Harris County Public Heath recently warned people living near the San Jacinto River Waste Pit Superfund site to avoid drinking tap water after dioxin, a known carcinogen, was detected in groundwater wells near the Channelview site. Along the way, the county became the first government agency to actually test the area groundwater wells for dioxins.
The moment was a small victory for Jackie Young, the head of San Jacinto River Coalition, and a former resident of Highlands, the town where most of the contaminated wells are located.
The San Jacinto River Waste Pits have been nestled on the edge of the San Jacinto River for decades, a forgotten remnant of the toxic sludge pumped out of a Pasadena paper mill that was packed into barges, shipped downriver and stored in pits dug on the lip of the river throughout the 1960s.

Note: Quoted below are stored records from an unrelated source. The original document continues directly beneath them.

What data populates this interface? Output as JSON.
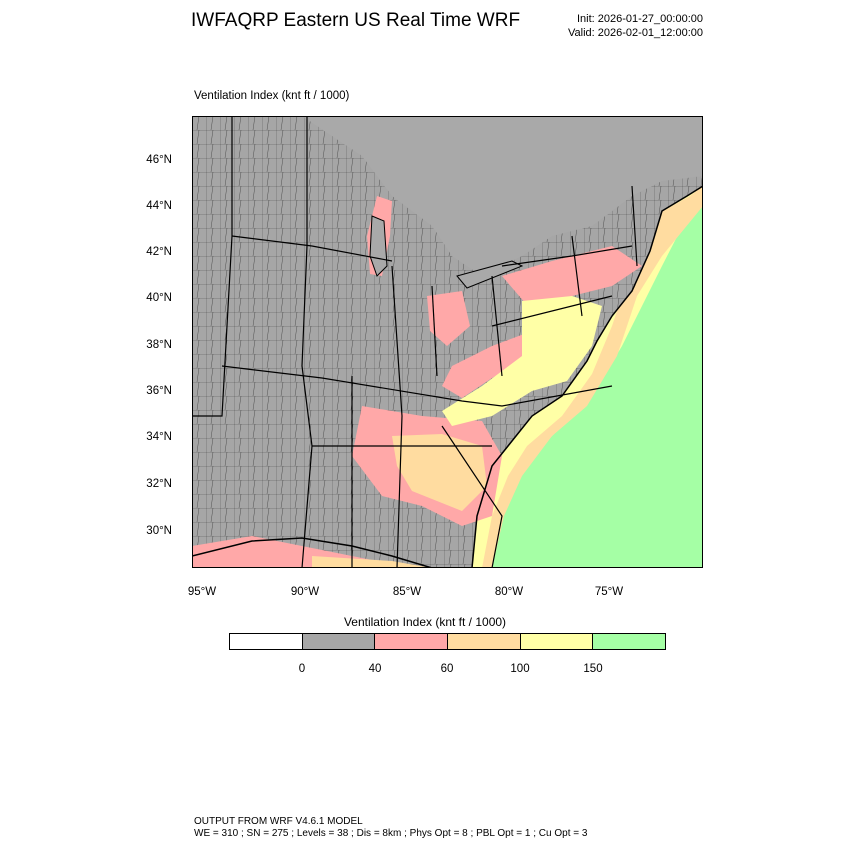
{
  "header": {
    "title": "IWFAQRP Eastern US Real Time WRF",
    "init": "Init: 2026-01-27_00:00:00",
    "valid": "Valid: 2026-02-01_12:00:00"
  },
  "map": {
    "field_label": "Ventilation Index   (knt ft / 1000)",
    "lat_labels": [
      "46°N",
      "44°N",
      "42°N",
      "40°N",
      "38°N",
      "36°N",
      "34°N",
      "32°N",
      "30°N"
    ],
    "lon_labels": [
      "95°W",
      "90°W",
      "85°W",
      "80°W",
      "75°W"
    ],
    "colors": {
      "outside": "#a9a9a9",
      "v0_40": "#a6a6a6",
      "v40_60": "#ffa8a8",
      "v60_100": "#ffdca0",
      "v100_150": "#ffffa6",
      "v150_plus": "#a5ffa5"
    }
  },
  "colorbar": {
    "title": "Ventilation Index  (knt ft / 1000)",
    "colors": [
      "#ffffff",
      "#a6a6a6",
      "#ffa8a8",
      "#ffdca0",
      "#ffffa6",
      "#a5ffa5"
    ],
    "labels": [
      "0",
      "40",
      "60",
      "100",
      "150"
    ]
  },
  "footer": {
    "line1": "OUTPUT FROM WRF V4.6.1 MODEL",
    "line2": "WE = 310 ; SN = 275 ; Levels = 38 ; Dis = 8km ; Phys Opt = 8 ; PBL Opt = 1 ; Cu Opt = 3"
  }
}
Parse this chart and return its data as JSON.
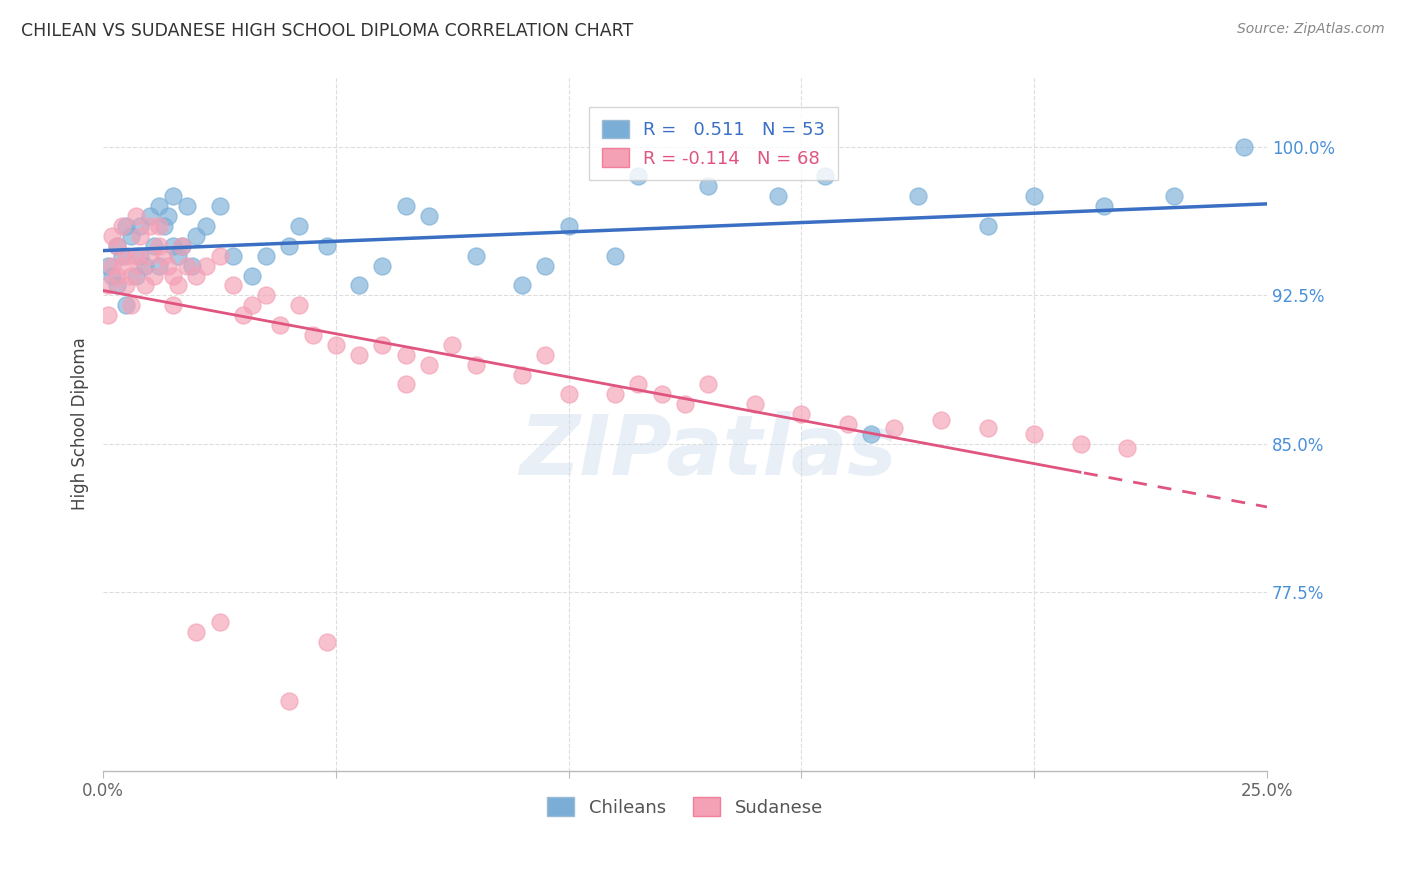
{
  "title": "CHILEAN VS SUDANESE HIGH SCHOOL DIPLOMA CORRELATION CHART",
  "source": "Source: ZipAtlas.com",
  "ylabel": "High School Diploma",
  "xlim": [
    0.0,
    0.25
  ],
  "ylim": [
    0.685,
    1.035
  ],
  "yticks": [
    0.775,
    0.85,
    0.925,
    1.0
  ],
  "ytick_labels": [
    "77.5%",
    "85.0%",
    "92.5%",
    "100.0%"
  ],
  "chilean_R": 0.511,
  "chilean_N": 53,
  "sudanese_R": -0.114,
  "sudanese_N": 68,
  "chilean_color": "#7aaed6",
  "sudanese_color": "#f4a0b5",
  "trendline_chilean_color": "#3a6fc4",
  "trendline_sudanese_color": "#e05580",
  "background_color": "#ffffff",
  "grid_color": "#dddddd",
  "title_color": "#333333",
  "source_color": "#888888",
  "axis_label_color": "#444444",
  "ytick_color": "#4a90d9",
  "watermark_text": "ZIPatlas",
  "chilean_x": [
    0.001,
    0.002,
    0.003,
    0.003,
    0.004,
    0.005,
    0.005,
    0.006,
    0.007,
    0.008,
    0.008,
    0.009,
    0.01,
    0.011,
    0.012,
    0.012,
    0.013,
    0.014,
    0.015,
    0.015,
    0.016,
    0.017,
    0.018,
    0.019,
    0.02,
    0.022,
    0.025,
    0.028,
    0.032,
    0.035,
    0.04,
    0.042,
    0.048,
    0.055,
    0.06,
    0.065,
    0.07,
    0.08,
    0.09,
    0.095,
    0.1,
    0.11,
    0.115,
    0.13,
    0.145,
    0.155,
    0.165,
    0.175,
    0.19,
    0.2,
    0.215,
    0.23,
    0.245
  ],
  "chilean_y": [
    0.94,
    0.935,
    0.95,
    0.93,
    0.945,
    0.92,
    0.96,
    0.955,
    0.935,
    0.945,
    0.96,
    0.94,
    0.965,
    0.95,
    0.94,
    0.97,
    0.96,
    0.965,
    0.975,
    0.95,
    0.945,
    0.95,
    0.97,
    0.94,
    0.955,
    0.96,
    0.97,
    0.945,
    0.935,
    0.945,
    0.95,
    0.96,
    0.95,
    0.93,
    0.94,
    0.97,
    0.965,
    0.945,
    0.93,
    0.94,
    0.96,
    0.945,
    0.985,
    0.98,
    0.975,
    0.985,
    0.855,
    0.975,
    0.96,
    0.975,
    0.97,
    0.975,
    1.0
  ],
  "sudanese_x": [
    0.001,
    0.001,
    0.002,
    0.002,
    0.003,
    0.003,
    0.004,
    0.004,
    0.005,
    0.005,
    0.006,
    0.006,
    0.007,
    0.007,
    0.008,
    0.008,
    0.009,
    0.01,
    0.01,
    0.011,
    0.012,
    0.012,
    0.013,
    0.014,
    0.015,
    0.015,
    0.016,
    0.017,
    0.018,
    0.02,
    0.022,
    0.025,
    0.028,
    0.03,
    0.032,
    0.035,
    0.038,
    0.042,
    0.045,
    0.05,
    0.055,
    0.06,
    0.065,
    0.065,
    0.07,
    0.075,
    0.08,
    0.09,
    0.095,
    0.1,
    0.11,
    0.115,
    0.12,
    0.125,
    0.13,
    0.14,
    0.15,
    0.16,
    0.17,
    0.18,
    0.19,
    0.2,
    0.21,
    0.22,
    0.04,
    0.048,
    0.025,
    0.02
  ],
  "sudanese_y": [
    0.93,
    0.915,
    0.94,
    0.955,
    0.935,
    0.95,
    0.94,
    0.96,
    0.93,
    0.945,
    0.92,
    0.935,
    0.945,
    0.965,
    0.94,
    0.955,
    0.93,
    0.945,
    0.96,
    0.935,
    0.95,
    0.96,
    0.945,
    0.94,
    0.935,
    0.92,
    0.93,
    0.95,
    0.94,
    0.935,
    0.94,
    0.945,
    0.93,
    0.915,
    0.92,
    0.925,
    0.91,
    0.92,
    0.905,
    0.9,
    0.895,
    0.9,
    0.895,
    0.88,
    0.89,
    0.9,
    0.89,
    0.885,
    0.895,
    0.875,
    0.875,
    0.88,
    0.875,
    0.87,
    0.88,
    0.87,
    0.865,
    0.86,
    0.858,
    0.862,
    0.858,
    0.855,
    0.85,
    0.848,
    0.72,
    0.75,
    0.76,
    0.755
  ]
}
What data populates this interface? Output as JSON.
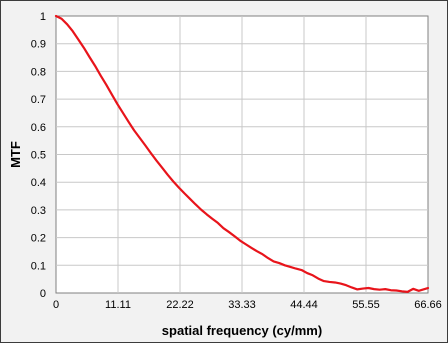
{
  "chart_data": {
    "type": "line",
    "title": "",
    "xlabel": "spatial frequency (cy/mm)",
    "ylabel": "MTF",
    "xlim": [
      0,
      66.66
    ],
    "ylim": [
      0,
      1
    ],
    "x_ticks": [
      "0",
      "11.11",
      "22.22",
      "33.33",
      "44.44",
      "55.55",
      "66.66"
    ],
    "y_ticks": [
      "0",
      "0.1",
      "0.2",
      "0.3",
      "0.4",
      "0.5",
      "0.6",
      "0.7",
      "0.8",
      "0.9",
      "1"
    ],
    "grid": true,
    "legend": "none",
    "series": [
      {
        "color": "#e8141b",
        "x": [
          0,
          1,
          2,
          3,
          4,
          5,
          6,
          7,
          8,
          9,
          10,
          11,
          12,
          13,
          14,
          15,
          16,
          17,
          18,
          19,
          20,
          21,
          22,
          23,
          24,
          25,
          26,
          27,
          28,
          29,
          30,
          31,
          32,
          33,
          34,
          35,
          36,
          37,
          38,
          39,
          40,
          41,
          42,
          43,
          44,
          45,
          46,
          47,
          48,
          49,
          50,
          51,
          52,
          53,
          54,
          55,
          56,
          57,
          58,
          59,
          60,
          61,
          62,
          63,
          64,
          65,
          66.66
        ],
        "y": [
          1.0,
          0.99,
          0.97,
          0.945,
          0.915,
          0.885,
          0.852,
          0.82,
          0.785,
          0.752,
          0.717,
          0.682,
          0.65,
          0.618,
          0.587,
          0.56,
          0.533,
          0.505,
          0.478,
          0.453,
          0.427,
          0.403,
          0.381,
          0.36,
          0.34,
          0.32,
          0.301,
          0.284,
          0.268,
          0.253,
          0.234,
          0.22,
          0.205,
          0.189,
          0.176,
          0.163,
          0.151,
          0.14,
          0.126,
          0.114,
          0.108,
          0.1,
          0.094,
          0.088,
          0.083,
          0.072,
          0.064,
          0.052,
          0.043,
          0.04,
          0.038,
          0.034,
          0.028,
          0.02,
          0.013,
          0.016,
          0.018,
          0.014,
          0.012,
          0.014,
          0.01,
          0.009,
          0.006,
          0.004,
          0.015,
          0.008,
          0.018
        ]
      }
    ]
  }
}
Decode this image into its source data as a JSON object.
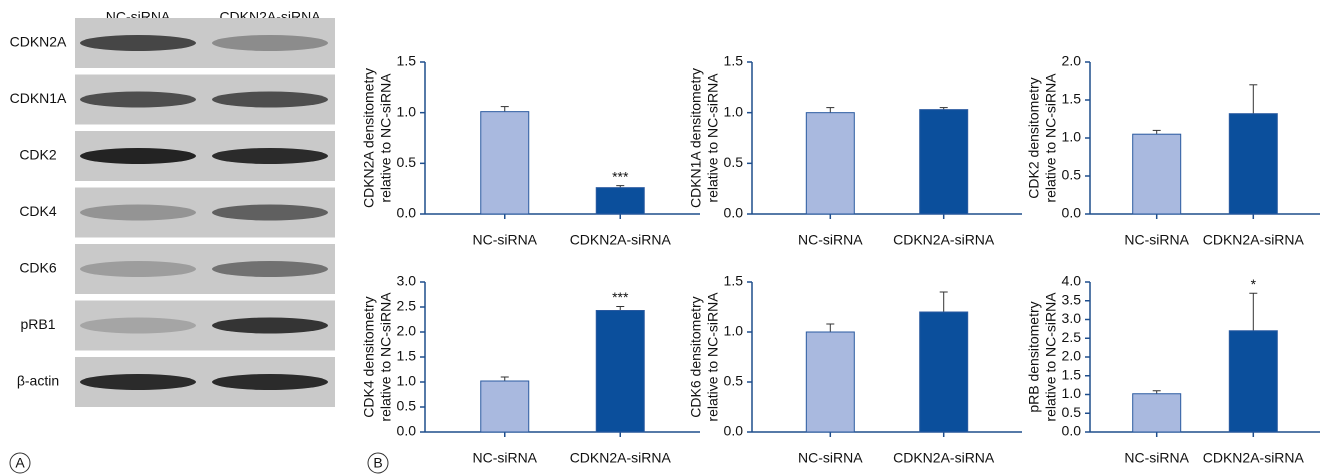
{
  "panels": {
    "a": "A",
    "b": "B"
  },
  "blot": {
    "columns": [
      "NC-siRNA",
      "CDKN2A-siRNA"
    ],
    "rows": [
      "CDKN2A",
      "CDKN1A",
      "CDK2",
      "CDK4",
      "CDK6",
      "pRB1",
      "β-actin"
    ]
  },
  "chart_data": [
    {
      "type": "bar",
      "y_label": [
        "CDKN2A densitometry",
        "relative to NC-siRNA"
      ],
      "categories": [
        "NC-siRNA",
        "CDKN2A-siRNA"
      ],
      "values": [
        1.01,
        0.26
      ],
      "errors": [
        0.05,
        0.02
      ],
      "significance": [
        null,
        "***"
      ],
      "colors": [
        "#a9b9df",
        "#0b4f9c"
      ],
      "ylim": [
        0,
        1.5
      ],
      "yticks": [
        {
          "value": 0,
          "label": "0.0"
        },
        0.5,
        {
          "value": 1,
          "label": "1.0"
        },
        1.5
      ]
    },
    {
      "type": "bar",
      "y_label": [
        "CDKN1A densitometry",
        "relative to NC-siRNA"
      ],
      "categories": [
        "NC-siRNA",
        "CDKN2A-siRNA"
      ],
      "values": [
        1.0,
        1.03
      ],
      "errors": [
        0.05,
        0.02
      ],
      "significance": [
        null,
        null
      ],
      "colors": [
        "#a9b9df",
        "#0b4f9c"
      ],
      "ylim": [
        0,
        1.5
      ],
      "yticks": [
        {
          "value": 0,
          "label": "0.0"
        },
        0.5,
        {
          "value": 1,
          "label": "1.0"
        },
        1.5
      ]
    },
    {
      "type": "bar",
      "y_label": [
        "CDK2 densitometry",
        "relative to NC-siRNA"
      ],
      "categories": [
        "NC-siRNA",
        "CDKN2A-siRNA"
      ],
      "values": [
        1.05,
        1.32
      ],
      "errors": [
        0.05,
        0.38
      ],
      "significance": [
        null,
        null
      ],
      "colors": [
        "#a9b9df",
        "#0b4f9c"
      ],
      "ylim": [
        0,
        2
      ],
      "yticks": [
        {
          "value": 0,
          "label": "0.0"
        },
        0.5,
        {
          "value": 1,
          "label": "1.0"
        },
        1.5,
        {
          "value": 2,
          "label": "2.0"
        }
      ]
    },
    {
      "type": "bar",
      "y_label": [
        "CDK4 densitometry",
        "relative to NC-siRNA"
      ],
      "categories": [
        "NC-siRNA",
        "CDKN2A-siRNA"
      ],
      "values": [
        1.02,
        2.43
      ],
      "errors": [
        0.08,
        0.08
      ],
      "significance": [
        null,
        "***"
      ],
      "colors": [
        "#a9b9df",
        "#0b4f9c"
      ],
      "ylim": [
        0,
        3
      ],
      "yticks": [
        {
          "value": 0,
          "label": "0.0"
        },
        0.5,
        {
          "value": 1,
          "label": "1.0"
        },
        1.5,
        {
          "value": 2,
          "label": "2.0"
        },
        2.5,
        {
          "value": 3,
          "label": "3.0"
        }
      ]
    },
    {
      "type": "bar",
      "y_label": [
        "CDK6 densitometry",
        "relative to NC-siRNA"
      ],
      "categories": [
        "NC-siRNA",
        "CDKN2A-siRNA"
      ],
      "values": [
        1.0,
        1.2
      ],
      "errors": [
        0.08,
        0.2
      ],
      "significance": [
        null,
        null
      ],
      "colors": [
        "#a9b9df",
        "#0b4f9c"
      ],
      "ylim": [
        0,
        1.5
      ],
      "yticks": [
        {
          "value": 0,
          "label": "0.0"
        },
        0.5,
        {
          "value": 1,
          "label": "1.0"
        },
        1.5
      ]
    },
    {
      "type": "bar",
      "y_label": [
        "pRB densitometry",
        "relative to NC-siRNA"
      ],
      "categories": [
        "NC-siRNA",
        "CDKN2A-siRNA"
      ],
      "values": [
        1.02,
        2.7
      ],
      "errors": [
        0.08,
        1.0
      ],
      "significance": [
        null,
        "*"
      ],
      "colors": [
        "#a9b9df",
        "#0b4f9c"
      ],
      "ylim": [
        0,
        4
      ],
      "yticks": [
        {
          "value": 0,
          "label": "0.0"
        },
        0.5,
        {
          "value": 1,
          "label": "1.0"
        },
        1.5,
        {
          "value": 2,
          "label": "2.0"
        },
        2.5,
        {
          "value": 3,
          "label": "3.0"
        },
        3.5,
        {
          "value": 4,
          "label": "4.0"
        }
      ]
    }
  ]
}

In 2005 state officials discovered – or maybe just finally noticed – the pits. Then the federal Environmental Protection Agency followed up and determined that tons of hazardous waste, including dioxin, a highly potent known carcinogen that has also been tied to various health issues and birth defects, had been slowly leaking out of the pits for years. The EPA put caps on the toxic mess and proclaimed the 14-acre area a Superfund site in 2008. EPA officials say there's no safe level of exposure to these chemicals, which include a large amount of dioxins.